|Assigned To:||Shimon Shtein|
|Target version:||Foreman - Team Ivan Iteration 12|
|Found in release:||Pull request:||https://github.com/Dynflow/dynflow/pull/211, https://github.com/theforeman/foreman-tasks/pull/216|
|Velocity based estimate||-|
Given once Ruby allocates some memory, it doesn't give it back, bigger
set of larger actions can lead to quite big memory consumption that
persists and can accumulate over time. With this, it's hard to keep
memory consumption fully under control, especially in an environment
with other systems (passenger, pulp, candlepin, qpid). Since the
executors can terminate nicely without affecting the tasks itselves,
it should be pretty easy to extend it to watch the memory consumption.
1. config options:
max_memory_per_executor - the threshold for the memory size per executor
min_executors_count - minimal count executors (default 1)
minimal_executor_age - the period it will check whether the memory consumption didn't grow (default 1h)
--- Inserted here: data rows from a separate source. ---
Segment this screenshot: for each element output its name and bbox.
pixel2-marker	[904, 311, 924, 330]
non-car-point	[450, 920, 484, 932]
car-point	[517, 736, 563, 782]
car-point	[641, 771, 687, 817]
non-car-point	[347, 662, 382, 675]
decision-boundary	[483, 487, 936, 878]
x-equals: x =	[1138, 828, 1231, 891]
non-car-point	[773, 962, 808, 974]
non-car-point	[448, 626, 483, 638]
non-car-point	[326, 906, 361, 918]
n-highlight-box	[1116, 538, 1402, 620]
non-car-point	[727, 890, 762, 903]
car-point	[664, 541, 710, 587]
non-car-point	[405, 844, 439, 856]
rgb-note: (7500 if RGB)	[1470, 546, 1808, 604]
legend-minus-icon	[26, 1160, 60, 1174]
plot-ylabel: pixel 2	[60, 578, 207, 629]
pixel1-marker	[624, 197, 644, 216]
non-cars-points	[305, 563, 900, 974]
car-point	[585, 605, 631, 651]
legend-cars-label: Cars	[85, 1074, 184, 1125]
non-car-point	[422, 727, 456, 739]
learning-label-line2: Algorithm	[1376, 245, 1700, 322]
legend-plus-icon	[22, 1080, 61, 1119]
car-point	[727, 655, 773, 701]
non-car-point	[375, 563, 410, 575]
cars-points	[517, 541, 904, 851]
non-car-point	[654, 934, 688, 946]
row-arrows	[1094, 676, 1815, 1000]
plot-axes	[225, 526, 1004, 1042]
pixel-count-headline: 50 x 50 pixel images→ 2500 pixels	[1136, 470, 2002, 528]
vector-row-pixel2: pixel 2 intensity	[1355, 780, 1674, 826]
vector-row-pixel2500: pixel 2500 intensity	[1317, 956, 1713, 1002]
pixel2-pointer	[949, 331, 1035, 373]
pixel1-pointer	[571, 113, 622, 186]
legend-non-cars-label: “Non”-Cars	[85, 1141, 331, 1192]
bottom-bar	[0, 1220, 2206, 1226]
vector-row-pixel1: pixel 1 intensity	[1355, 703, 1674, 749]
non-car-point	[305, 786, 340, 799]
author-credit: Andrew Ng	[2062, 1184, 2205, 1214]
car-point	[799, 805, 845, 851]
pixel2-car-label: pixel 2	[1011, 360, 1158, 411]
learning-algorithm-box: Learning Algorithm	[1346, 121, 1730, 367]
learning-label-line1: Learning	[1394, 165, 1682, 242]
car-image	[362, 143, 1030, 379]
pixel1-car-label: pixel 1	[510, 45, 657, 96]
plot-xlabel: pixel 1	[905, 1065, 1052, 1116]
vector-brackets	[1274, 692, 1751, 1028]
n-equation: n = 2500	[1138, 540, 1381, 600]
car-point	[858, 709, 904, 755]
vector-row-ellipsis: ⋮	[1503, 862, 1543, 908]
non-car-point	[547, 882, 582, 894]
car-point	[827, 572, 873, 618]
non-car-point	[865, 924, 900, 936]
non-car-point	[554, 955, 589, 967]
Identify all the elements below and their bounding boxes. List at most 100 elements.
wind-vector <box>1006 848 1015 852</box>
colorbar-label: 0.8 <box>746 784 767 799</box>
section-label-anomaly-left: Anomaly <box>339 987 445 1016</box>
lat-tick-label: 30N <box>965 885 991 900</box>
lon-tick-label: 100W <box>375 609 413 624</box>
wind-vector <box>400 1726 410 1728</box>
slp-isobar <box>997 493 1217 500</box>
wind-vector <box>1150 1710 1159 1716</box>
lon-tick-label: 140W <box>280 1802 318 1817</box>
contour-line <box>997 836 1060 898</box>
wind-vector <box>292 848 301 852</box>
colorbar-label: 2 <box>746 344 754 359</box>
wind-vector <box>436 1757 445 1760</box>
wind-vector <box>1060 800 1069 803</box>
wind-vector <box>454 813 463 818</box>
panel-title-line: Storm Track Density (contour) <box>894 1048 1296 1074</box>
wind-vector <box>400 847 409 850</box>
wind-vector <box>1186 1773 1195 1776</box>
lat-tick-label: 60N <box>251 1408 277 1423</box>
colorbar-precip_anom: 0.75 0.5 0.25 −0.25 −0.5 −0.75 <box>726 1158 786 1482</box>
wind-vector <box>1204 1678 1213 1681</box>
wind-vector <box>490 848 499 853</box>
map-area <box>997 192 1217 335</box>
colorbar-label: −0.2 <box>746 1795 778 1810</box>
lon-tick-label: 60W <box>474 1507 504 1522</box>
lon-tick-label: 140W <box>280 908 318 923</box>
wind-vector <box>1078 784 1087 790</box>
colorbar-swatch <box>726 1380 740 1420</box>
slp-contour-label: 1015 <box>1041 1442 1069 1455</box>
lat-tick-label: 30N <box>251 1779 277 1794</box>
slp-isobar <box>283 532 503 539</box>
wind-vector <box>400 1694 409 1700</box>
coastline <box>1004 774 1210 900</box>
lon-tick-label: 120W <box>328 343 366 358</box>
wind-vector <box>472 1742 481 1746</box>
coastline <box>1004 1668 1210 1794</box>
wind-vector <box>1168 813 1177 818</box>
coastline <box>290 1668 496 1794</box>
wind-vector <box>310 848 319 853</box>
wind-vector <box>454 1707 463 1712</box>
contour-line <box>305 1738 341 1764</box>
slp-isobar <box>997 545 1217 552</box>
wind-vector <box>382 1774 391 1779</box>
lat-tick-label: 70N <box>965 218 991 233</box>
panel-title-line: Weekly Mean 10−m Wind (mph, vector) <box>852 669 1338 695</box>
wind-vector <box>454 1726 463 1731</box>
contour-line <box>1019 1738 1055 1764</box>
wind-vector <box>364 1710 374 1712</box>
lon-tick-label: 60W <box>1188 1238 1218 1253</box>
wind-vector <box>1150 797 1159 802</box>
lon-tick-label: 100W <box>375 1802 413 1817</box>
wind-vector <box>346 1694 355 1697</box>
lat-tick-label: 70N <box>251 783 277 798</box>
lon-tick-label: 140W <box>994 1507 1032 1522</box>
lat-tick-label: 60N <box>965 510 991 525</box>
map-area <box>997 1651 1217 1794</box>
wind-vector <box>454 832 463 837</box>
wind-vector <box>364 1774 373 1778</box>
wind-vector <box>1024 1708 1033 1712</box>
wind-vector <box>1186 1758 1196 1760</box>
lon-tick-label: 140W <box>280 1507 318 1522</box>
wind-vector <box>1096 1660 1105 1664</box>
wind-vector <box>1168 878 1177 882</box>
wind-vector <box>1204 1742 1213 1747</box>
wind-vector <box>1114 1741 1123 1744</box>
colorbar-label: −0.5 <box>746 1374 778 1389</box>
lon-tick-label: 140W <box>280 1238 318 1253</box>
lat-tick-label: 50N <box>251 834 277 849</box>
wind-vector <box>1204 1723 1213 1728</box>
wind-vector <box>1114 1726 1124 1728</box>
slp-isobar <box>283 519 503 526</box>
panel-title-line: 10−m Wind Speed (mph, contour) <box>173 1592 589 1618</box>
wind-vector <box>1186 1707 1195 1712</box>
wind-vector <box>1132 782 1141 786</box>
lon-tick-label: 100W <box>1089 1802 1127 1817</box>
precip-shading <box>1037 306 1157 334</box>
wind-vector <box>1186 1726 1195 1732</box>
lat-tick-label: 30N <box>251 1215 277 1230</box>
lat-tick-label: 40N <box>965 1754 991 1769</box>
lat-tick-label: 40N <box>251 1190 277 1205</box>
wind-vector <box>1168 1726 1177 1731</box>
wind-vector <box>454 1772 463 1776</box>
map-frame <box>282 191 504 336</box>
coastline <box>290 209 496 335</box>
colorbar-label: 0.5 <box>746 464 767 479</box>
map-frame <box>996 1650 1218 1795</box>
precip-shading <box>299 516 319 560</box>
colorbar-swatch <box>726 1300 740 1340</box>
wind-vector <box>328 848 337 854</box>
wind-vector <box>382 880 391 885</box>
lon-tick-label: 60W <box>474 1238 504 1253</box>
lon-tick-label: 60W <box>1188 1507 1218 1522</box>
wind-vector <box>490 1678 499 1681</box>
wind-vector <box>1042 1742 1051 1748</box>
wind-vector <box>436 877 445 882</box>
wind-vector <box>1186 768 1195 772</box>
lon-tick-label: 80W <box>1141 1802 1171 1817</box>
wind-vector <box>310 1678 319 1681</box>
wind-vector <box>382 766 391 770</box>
2. the executor will periodically check it's memory usage,
(http://stackoverflow.com/a/24423978/457560 seems to be a sane
approach for us)
3. if memory usage exceeds `max_memory_per_executor`, the executor is
older than `minimal_executor_age` (to prevent situation, where the
memory would grow too fast over the max_memory_per_executor, which
would mean we wouldn't do anything than restarting the executors
without getting anything done and the amount of current executors
would not go under `min_executors_count`, politely terminate executor
4. the polite termination should be able to hand over all the tasks to
the other executors and once everything is finalized on the executor, it would just exit
5. the daemon monitor would notice the executor getting closed and running a new executor
It would be configurable, turned off by default (for development) but we would configure
this in production, where we can rely on the monitor being present.
#6 Updated by Shimon Shtein 8 months ago
A couple of thoughts:
First, since the process stabilizes at some point, we are not satisfied with the fact that they are "stuck" in memory for too long.
Maybe we can address it by more aggressive cleanup after the task finishes - maybe calling a full GC after each task, so it's leftovers will be purged.
Second, again, since the process stabilizes at some point, maybe we should enhance the algorithm that spawns new executors.
I mean monitoring the amount of memory consumed by all executors, and when a threshold is passed reduce the amount of live executors. Thus the memory would be divided between fewer executors, allowing them to get to the point where they can stabilize. The same can go the other way around, if the executors have stabilized before reaching the memory threshold, we can spawn extra executor and get the tasks queue cleared faster.